Ninguém esbarra na cláusula de barreira dos 10%
*Erika Kokay foi reeleita deputada federal. Montagem: Brasília Capital
Para Paulo Goyaz, somente poderiam ser chamados os partidos em questão se sobrasse alguma vaga em face da cláusula de barreira. Ou seja, se os partidos não tivessem candidatos com mais de 10% do quociente eleitoral. Ele esclareceu que, neste caso, serão declarados eleitos, no DF, os 13 candidatos escolhidos pelo quociente partidário e as demais 11 vagas pelos candidatos mais votados. “Dessa maneira aumentaria a representatividade na CLDF”, concluiu.
Caberá à Justiça eleitoral e ao STF definir se a liminar da ADIn 5420 está em vigor ou se aplica a norma dos parágrafos 1º e 2º do artigo 109 do Código Eleitoral. Segundo o advogado, “em todos os casos haverá mudança na composição”.
No DF, para deputado federal apenas as coligações PSDB/PR/DEM (257.176 votos), PRB/PODE/PPS/SD/PSC/PSD (253.517 votos) e PSB/PCdoB/PDT/REDE (193.858 votos) conseguiram quociente partidário, tendo cada uma obtido um quociente partidário, elegendo Flávia Arruda, Julio Cesar e Professor Israel Batista. Quanto às vagas remanescentes, duas hipóteses podem ocorrer:
1) Se cumprir a liminar da ADIn 5402 de 2015, somente as coligações que obtiveram quociente partidário (PSDB/PR/DEM e PRB/PODE/PPS/SD/PSC/PSD) têm direito a duas vagas remanescentes. PSB/PCdoB/PDT/REDE têm direito a uma vaga mais. Assim, no entendimento do advogado, estariam eleitos nas vagas remanescentes Luís Miranda (65.107), Laerte Bessa (28.526), Paula Belmonte (46.069), Marcos Pacco (39.060) e Maria de Lourdes Abadia (24.575) (veja quadro 4); e
2) Se não considerar a liminar e aplicar a revogação do artigo 109 e Incisos I, II e III, aplicaria apenas o parágrafo 2º (com redação da Lei 13.488 de 2017), onde as vagas remanescentes seriam ocupadas pelos candidatos mais votados, indiferentemente de quociente partidário. Desta forma, estariam eleitos Erika Kokay (89.986); Bia Kicis (86.414),  Luís Miranda (65.107), Paula Belmonte (46.069) e Celina Leão (31.610) (veja quadro 3).
Paulo Goyaz entende que há uma situação jurídica especial, pois há uma liminar do STF que assegura o direito de somente os partidos e coligações que obtiveram o quociente partidário disputar as vagas remanescentes. Sendo que a liminar deve ser cumprida enquanto estiver em vigor.

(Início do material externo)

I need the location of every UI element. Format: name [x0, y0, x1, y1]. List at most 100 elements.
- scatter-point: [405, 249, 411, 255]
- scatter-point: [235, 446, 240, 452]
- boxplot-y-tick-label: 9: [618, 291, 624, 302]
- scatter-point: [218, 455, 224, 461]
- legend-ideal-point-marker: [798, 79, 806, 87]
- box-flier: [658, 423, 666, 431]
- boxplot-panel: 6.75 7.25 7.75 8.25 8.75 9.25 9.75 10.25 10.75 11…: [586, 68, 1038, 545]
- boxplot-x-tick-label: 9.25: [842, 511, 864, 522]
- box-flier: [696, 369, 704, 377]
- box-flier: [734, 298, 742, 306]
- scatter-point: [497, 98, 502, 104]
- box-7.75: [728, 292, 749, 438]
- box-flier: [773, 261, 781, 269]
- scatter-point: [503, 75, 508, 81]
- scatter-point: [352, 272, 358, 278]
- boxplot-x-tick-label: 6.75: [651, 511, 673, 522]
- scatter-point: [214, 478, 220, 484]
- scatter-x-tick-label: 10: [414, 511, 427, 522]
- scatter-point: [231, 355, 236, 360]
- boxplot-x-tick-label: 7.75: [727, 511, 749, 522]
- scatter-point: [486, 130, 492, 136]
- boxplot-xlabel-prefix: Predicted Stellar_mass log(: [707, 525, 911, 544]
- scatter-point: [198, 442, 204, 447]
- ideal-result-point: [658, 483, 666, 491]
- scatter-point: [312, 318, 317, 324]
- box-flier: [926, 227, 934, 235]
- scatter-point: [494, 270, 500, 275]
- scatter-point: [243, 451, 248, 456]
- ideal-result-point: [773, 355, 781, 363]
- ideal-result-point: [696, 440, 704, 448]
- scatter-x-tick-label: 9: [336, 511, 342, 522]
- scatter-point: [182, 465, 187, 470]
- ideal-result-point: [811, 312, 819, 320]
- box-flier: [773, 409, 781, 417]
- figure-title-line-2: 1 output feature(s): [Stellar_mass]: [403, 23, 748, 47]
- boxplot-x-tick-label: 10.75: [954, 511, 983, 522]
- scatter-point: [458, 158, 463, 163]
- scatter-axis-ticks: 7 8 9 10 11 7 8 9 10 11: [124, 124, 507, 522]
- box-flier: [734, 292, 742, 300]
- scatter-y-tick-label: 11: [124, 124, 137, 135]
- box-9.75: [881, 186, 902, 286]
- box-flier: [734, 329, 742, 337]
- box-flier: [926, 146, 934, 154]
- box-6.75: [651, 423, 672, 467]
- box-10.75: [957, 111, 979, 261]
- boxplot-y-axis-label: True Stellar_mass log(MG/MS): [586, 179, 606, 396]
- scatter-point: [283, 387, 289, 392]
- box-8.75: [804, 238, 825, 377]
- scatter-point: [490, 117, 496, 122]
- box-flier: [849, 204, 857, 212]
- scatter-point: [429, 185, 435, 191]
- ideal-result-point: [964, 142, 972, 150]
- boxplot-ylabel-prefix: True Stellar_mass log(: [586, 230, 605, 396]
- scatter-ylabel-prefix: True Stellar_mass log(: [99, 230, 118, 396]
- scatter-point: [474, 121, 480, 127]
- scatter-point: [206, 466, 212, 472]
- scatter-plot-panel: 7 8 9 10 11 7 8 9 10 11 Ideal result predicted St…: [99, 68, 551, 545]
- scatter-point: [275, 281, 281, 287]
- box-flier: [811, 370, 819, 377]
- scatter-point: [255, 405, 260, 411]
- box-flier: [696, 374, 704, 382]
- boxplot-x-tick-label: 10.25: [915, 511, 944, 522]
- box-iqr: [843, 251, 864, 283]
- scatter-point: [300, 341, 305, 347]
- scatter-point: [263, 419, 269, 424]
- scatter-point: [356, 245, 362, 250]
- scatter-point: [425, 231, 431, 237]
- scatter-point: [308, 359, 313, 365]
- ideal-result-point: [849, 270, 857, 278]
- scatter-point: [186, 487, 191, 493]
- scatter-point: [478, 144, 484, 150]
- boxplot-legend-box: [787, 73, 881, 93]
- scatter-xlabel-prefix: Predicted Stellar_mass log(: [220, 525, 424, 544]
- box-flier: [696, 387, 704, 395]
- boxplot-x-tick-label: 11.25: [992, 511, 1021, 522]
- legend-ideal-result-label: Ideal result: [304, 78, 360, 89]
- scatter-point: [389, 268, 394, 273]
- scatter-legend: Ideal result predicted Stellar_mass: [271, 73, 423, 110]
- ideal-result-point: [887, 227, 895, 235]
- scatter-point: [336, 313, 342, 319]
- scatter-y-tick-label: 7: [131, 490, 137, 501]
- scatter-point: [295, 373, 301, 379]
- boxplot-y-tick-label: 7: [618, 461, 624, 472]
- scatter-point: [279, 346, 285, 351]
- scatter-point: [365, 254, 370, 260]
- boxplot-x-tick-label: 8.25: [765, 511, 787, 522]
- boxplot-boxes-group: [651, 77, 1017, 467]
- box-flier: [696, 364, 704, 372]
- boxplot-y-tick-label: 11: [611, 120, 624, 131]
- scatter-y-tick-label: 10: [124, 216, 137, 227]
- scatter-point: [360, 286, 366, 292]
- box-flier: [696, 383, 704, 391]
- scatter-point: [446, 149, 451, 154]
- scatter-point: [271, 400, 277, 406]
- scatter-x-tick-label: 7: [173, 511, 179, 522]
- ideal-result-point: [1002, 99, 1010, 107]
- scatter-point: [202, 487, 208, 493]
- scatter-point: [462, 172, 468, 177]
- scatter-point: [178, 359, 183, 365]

Minirreforma comete erro técnico
Paulo Goyaz esclarece que houve um erro técnico na minirreforma política de 2017. Ao editar a lei 13.488 de 2017, que revogou expressamente os artigos 5º, 6º, 7º, 8º, 10º e 11º da Lei nº 13.165, de 29 de setembro de 2015, consequentemente deixou em vigor apenas o parágrafo 2º do artigo 109 do C.E. Portanto, se não for aplicada a liminar do STF, devem ocupar as vagas remanescentes os candidatos mais votados, indiferentemente de partido ou coligação. Esclareceu que no tocante aos candidatos eleitos pelo quociente partidário nenhuma mudança ocorreu.
A diferença é que pela lei 7.454 de 1998, após a escolha dos candidatos eleitos pelo quociente partidário, as vagas remanescentes (no caso do DF, 11 vagas de deputados distritais e cinco vagas de deputados federais), somente podem ser preenchidas pelo partidos que obtiveram quociente partidário, como era realizado anteriormente, e não pelos demais partidos.